Peace Corps took me to the Philippines, and my time there is now a pastiche of events and experiences, some faded, others are as vivid as they day they happened. My first memory of the Philippines still stands out. Maybe because it showed me the commonalities between people. The night before I left Maine, my family feasted on Maine’s world-famous lobster. We all assumed it would be the last time I’d eat it for a while. Imagine my surprise when, about 36 hours later, I was eating a first dinner with my temporary host family on the island of Mindanao and what was the main course? Lobster.
My arrival to my assigned barrio was not an especially auspicious start to my two years of service. A Peace Corps staffer helped me load my things into a Jeep and drove me over strange new geography. Suddenly, he stopped the Jeep at a dusty crossroads, pointed vaguely in a direction the road did not go, and instructed me to walk a mile into the village. He told me to ask where Mr. Saldo, the school principal, lived. Once I found him, I was to introduce myself as his Peace Corps Volunteer. Mr. Saldo’s casa was my casa until I arranged for construction of a thatched-roof cottage on the school grounds, at a cost of $400.
My most vivid memory, though, was on November 22, 1963. My part-time houseboy came running into my cottage shouting, “Sir, sir, your president is dead!” The next day, then-Peace Corps Director Sargent Shriver sent every Peace Corps Volunteer around the world a telegram. I still have mine.
“Now, more than ever, we must all carry on the work that President Kennedy asked us to do,” Shriver wrote.
In addition to events and daily live moments, good and bad, I also recall special people, including many of the 67 Americans who completed training with me in Hilo, Hawaii. Now, more than a half century later, when I contemplate who I’d want in my corner if I were to take on a major challenge, many of those other trainees’ names and faces immediately appear on my wish list. Our group was selected as an experimental cadre and I am convinced that whomever brought us together did indeed assemble an A-team.
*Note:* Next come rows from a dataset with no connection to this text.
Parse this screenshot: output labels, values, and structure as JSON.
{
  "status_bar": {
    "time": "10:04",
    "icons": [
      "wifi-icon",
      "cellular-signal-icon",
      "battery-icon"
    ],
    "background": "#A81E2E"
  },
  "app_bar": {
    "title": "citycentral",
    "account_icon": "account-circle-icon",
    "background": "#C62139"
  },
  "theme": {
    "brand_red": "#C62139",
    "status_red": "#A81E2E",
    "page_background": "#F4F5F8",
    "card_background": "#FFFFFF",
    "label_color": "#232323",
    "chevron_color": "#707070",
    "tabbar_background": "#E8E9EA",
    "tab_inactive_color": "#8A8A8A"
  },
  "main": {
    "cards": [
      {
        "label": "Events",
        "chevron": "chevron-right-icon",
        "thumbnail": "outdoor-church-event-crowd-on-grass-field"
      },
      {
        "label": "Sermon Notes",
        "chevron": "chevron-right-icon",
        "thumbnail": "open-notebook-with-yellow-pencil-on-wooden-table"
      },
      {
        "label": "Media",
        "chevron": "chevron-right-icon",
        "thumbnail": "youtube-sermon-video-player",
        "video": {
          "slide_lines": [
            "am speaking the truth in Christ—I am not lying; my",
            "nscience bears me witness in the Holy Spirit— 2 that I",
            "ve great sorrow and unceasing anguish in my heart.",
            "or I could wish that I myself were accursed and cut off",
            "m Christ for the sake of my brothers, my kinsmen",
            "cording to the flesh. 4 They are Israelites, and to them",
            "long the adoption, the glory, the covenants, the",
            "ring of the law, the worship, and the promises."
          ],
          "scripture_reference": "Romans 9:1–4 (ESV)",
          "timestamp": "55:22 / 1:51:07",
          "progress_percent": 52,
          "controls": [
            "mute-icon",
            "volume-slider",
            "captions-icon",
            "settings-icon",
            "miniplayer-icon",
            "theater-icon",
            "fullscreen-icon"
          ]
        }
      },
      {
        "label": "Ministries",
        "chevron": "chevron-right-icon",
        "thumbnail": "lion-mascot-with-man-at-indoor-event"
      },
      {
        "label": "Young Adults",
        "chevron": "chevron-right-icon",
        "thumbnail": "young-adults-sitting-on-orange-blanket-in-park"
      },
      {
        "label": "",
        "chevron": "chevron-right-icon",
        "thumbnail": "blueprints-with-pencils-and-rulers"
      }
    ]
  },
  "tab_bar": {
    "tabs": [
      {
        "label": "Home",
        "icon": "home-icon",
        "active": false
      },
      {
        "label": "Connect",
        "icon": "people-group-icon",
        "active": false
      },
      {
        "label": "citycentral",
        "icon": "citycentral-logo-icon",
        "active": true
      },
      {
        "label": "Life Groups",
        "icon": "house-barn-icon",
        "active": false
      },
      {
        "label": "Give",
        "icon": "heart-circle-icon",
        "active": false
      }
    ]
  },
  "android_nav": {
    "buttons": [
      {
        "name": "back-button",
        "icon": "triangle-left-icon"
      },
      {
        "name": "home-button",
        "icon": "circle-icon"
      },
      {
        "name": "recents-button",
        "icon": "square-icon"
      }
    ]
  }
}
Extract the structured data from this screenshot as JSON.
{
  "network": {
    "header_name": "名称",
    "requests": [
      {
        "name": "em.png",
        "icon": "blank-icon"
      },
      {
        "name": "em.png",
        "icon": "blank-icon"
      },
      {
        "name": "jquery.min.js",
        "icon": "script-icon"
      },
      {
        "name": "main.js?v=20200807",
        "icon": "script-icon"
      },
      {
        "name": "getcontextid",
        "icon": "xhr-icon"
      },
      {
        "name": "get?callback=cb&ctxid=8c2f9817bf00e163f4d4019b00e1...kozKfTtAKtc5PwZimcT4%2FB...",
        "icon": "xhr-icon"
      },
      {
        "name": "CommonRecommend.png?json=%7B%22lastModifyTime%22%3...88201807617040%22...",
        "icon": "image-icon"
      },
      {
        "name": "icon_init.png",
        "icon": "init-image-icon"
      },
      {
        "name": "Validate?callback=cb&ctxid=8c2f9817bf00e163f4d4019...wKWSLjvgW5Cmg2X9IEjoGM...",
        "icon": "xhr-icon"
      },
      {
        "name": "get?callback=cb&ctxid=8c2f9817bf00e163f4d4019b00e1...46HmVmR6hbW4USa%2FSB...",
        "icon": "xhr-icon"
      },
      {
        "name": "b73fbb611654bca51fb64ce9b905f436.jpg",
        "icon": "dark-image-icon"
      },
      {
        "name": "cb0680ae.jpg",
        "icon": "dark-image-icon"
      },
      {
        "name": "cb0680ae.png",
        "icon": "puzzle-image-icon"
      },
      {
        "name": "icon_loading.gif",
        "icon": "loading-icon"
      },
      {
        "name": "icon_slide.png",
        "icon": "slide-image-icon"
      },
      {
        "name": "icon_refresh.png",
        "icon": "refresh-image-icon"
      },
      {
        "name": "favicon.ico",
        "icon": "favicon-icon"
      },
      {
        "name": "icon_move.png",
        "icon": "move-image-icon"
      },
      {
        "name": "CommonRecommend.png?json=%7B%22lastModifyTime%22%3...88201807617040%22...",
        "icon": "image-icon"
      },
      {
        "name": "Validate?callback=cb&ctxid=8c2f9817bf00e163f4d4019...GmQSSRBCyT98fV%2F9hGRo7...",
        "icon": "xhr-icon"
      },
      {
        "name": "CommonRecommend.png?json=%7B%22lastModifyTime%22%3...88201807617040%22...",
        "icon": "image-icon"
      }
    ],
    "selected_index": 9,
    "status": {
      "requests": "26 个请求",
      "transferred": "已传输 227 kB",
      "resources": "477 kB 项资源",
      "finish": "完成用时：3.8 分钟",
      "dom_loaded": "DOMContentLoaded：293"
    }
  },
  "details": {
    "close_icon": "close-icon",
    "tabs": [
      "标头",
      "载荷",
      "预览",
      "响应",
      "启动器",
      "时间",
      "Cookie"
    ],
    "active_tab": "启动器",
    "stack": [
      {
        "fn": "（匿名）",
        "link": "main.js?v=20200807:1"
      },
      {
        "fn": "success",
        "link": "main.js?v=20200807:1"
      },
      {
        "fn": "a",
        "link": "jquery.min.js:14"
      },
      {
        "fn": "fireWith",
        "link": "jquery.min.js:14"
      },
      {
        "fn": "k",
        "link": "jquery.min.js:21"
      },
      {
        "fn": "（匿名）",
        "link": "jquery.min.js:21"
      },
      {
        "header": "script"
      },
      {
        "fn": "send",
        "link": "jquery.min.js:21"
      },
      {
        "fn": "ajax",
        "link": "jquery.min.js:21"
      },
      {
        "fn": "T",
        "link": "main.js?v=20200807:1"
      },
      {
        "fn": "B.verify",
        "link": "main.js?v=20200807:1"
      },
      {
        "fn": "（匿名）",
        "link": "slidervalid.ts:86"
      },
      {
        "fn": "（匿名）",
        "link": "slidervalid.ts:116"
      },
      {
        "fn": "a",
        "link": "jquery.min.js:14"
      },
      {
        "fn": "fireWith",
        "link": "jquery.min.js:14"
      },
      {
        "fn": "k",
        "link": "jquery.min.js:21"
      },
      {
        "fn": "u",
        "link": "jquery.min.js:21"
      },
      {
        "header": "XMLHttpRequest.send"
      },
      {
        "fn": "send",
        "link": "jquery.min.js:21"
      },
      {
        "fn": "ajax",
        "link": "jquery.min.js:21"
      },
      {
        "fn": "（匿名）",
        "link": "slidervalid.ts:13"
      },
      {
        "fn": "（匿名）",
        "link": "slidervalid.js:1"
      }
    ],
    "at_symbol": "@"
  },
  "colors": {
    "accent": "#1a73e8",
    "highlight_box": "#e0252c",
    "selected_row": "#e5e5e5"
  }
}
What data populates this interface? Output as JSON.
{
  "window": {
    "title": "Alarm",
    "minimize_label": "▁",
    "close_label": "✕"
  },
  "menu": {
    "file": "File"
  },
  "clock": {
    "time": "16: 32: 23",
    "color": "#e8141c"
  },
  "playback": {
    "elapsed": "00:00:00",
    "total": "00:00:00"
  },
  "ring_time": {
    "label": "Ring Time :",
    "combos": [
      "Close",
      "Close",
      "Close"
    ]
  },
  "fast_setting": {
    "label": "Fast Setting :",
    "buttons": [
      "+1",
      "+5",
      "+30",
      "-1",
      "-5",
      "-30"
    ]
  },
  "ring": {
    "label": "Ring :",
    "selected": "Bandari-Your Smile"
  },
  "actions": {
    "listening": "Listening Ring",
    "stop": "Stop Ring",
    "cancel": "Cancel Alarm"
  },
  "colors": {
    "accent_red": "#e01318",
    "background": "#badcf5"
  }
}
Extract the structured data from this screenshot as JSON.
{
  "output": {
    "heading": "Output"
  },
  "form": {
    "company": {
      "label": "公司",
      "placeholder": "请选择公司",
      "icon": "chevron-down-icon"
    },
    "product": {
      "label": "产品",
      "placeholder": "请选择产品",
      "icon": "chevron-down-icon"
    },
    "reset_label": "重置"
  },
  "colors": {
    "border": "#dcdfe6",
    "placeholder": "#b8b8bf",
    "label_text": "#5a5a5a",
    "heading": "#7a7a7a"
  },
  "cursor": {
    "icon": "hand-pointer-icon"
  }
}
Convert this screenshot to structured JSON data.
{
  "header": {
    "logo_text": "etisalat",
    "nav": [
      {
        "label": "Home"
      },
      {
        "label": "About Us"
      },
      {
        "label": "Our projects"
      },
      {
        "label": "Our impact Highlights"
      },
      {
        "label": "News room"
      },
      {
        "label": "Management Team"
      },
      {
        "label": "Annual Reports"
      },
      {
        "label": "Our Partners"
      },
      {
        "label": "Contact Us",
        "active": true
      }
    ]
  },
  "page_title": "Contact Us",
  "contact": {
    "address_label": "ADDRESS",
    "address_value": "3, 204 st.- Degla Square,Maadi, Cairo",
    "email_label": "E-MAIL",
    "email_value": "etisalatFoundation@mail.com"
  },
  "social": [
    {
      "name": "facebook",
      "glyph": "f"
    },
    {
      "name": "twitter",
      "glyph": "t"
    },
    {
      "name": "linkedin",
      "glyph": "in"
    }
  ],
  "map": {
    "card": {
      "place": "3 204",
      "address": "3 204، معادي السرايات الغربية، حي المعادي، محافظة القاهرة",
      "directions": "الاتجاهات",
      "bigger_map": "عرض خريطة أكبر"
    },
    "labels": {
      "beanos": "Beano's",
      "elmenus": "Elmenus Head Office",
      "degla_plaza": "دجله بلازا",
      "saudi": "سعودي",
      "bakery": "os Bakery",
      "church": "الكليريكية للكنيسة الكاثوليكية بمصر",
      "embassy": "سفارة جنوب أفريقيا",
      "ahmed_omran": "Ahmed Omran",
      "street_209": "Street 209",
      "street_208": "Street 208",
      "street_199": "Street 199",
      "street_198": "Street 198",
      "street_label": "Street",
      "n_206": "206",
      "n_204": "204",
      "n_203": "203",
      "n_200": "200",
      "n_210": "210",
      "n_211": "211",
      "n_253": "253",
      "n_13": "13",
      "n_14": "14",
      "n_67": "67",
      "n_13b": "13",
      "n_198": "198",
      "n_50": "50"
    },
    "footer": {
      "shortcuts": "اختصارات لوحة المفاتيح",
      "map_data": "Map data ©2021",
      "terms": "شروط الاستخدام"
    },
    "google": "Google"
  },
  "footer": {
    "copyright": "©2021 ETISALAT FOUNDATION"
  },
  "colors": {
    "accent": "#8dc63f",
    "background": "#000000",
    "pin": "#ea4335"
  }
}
If asked about the most dramatic difference between my life in a remote village 7,000 miles from home in the early 1960s, and my life today, I’d probably say the impact of the digital age on daily life. I can recall only one phone conversation with my family in the two years I was in the Philippines. Mostly, communication was limited to a once-a-month exchange of news via tissue-like, air-mail papers that folded in such a way as to make their own envelopes. No doubt, today’s Volunteers cannot imagine live without near-daily digital contact with loved ones back home.
One question that likely remains with many returned Peace Corps Volunteers is whether or not their accomplishments have had an impact on the people and places they served. For me, a partial answer came a few years after I left the Philippines when I worked at Peace Corps headquarters in Washington, D.C.
In the library, I spotted a magazine published in the Philippines that featured a story about an athlete I recognized immediately. She had been a member of the country’s 1968 Olympic track team. Though she did not win any medals, she set a new national record in her event — a record that stood for 26 years. I had the wonderful feeling that, as her high school coach, I might have contributed in some small way to her athletic achievements.
My lifelong quest for travel is one of the many ways my Volunteer experience had a transformative impact on my life. My favorite T-shirt reads: “Not all who wander are lost.” Curiously, though I’ve traveled to more than 50 countries and lived and worked in several, I now live just 22 miles from the hometown I left 58 years ago.
T.S. Eliot was quite correct. We do indeed know a place, and perhaps ourselves, for the first time upon returning from service, and hopefully we are better for it. Although President Kennedy famously said, “Ask not what you can do for yourself, but what you can do for your country,” our good works in those faraway places surely benefited us at least as much as those we engaged with for two or more memorable years.